I drove back to Opononi as I noticed a few hostels there. Globetrekkers in Omapere, just south of Opononi is closed at the moment, and was the first place I tried, but the lady there pointed me to House of Harmony, which sounds like a sunday afternoon BBC costume drama, but was a very pleasant hostel. Strangely full of Italians and a couple of people from Brighton, it was friendly and WARM. There was a nice BIG FIRE and they had NICE FURRY CATS that you could use as hot water bottles on your laps.
Right, up early, oooooh about 10 ish and time to head north Ive decided. I dont think Dargaville is a very nice name for a town, hence my decision. I got to some town called Rawene, where I catch the ferry across the water, and get some more petrol before crossing. The man who owns the petrol station is from Chiswick. Why am I surprised? Why does this place both feel like a very foreign country and a very welcoming homely one? Money is in dollars, I dont understand the roadsigns, people talk in tongues and a hot dog isnt what
you think a hot dog is, but blokes from Chiswick sell petrol.

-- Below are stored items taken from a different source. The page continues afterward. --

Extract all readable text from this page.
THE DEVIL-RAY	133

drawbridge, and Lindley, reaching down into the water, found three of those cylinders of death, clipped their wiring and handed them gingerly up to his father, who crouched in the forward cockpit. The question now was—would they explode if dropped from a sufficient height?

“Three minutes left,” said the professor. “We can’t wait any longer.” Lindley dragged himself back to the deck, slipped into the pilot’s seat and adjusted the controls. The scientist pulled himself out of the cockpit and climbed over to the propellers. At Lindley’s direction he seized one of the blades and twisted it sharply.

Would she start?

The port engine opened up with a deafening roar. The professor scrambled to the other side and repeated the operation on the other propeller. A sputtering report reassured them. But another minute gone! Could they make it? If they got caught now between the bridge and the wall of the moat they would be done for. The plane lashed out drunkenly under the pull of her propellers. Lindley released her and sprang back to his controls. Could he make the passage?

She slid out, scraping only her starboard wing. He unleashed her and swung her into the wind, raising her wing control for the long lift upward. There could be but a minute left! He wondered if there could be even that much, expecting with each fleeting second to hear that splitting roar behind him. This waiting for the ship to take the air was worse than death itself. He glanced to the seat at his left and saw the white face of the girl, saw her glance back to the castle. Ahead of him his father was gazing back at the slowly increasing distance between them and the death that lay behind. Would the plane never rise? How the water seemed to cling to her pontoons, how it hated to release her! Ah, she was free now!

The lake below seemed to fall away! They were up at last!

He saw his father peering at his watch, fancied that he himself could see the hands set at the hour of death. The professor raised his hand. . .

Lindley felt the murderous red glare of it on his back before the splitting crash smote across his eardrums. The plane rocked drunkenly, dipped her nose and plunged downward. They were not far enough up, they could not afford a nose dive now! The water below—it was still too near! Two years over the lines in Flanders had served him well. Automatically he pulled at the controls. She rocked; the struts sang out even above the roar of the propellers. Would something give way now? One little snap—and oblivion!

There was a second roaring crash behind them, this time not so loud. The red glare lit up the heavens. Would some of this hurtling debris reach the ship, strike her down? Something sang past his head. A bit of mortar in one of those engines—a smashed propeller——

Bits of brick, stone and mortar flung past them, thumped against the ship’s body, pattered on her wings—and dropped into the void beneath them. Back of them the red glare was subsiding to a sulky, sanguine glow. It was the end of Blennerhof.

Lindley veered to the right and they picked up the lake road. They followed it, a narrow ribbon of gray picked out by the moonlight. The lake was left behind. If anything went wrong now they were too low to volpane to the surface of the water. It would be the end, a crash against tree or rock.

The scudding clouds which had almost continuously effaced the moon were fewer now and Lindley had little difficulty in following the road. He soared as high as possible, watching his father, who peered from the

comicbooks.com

I head to Kaitaia via the back road, as the back road is always my preferred option, stopping off in Ahipara, taking in plenty of stops and listening to Beth Ortens new album. I still cant get over the scenery, and the quaintess and unique styles of the houses. Here you can build a house however you want. No stupid rules for how it should look, or standards to conform to. Rules are mainly for stupid people, or for those who lack originality. Warwick who we visited the week before, has built his own house over the last 20 years. He had electricity put in two years ago, but hadnt needed it before. He has a mezzanine floor in his lounge where his
drum kit is. Pot plants sit on a beam across the kitchen, the wood stove sits near the middle of the lounge heating the whole house, no two windows are the same, with diamond shaped windows, a triangle and a square frame in the lounge. He has a composting toilet that while it doesnt smell of daisys, it doesnt smell of pooh either.
This town was the same, sun decks around houses, outside toilets, expanses of glass, skylights, solar powered, windpowered, built into hollows or sited on ridges. People are building the house they want to live in, not those built by Mr Barrat or Mr Wimpey.
Anyway I got to Kaitaia, booked myself on a coach trip up to Cape Reinga and 90 mile beach for the day after. I had booked into a hostel in Kaitaia and found the owner to be a half Maori, ex army, healer, that burped when he was performing his healing feats. You see something new everyday.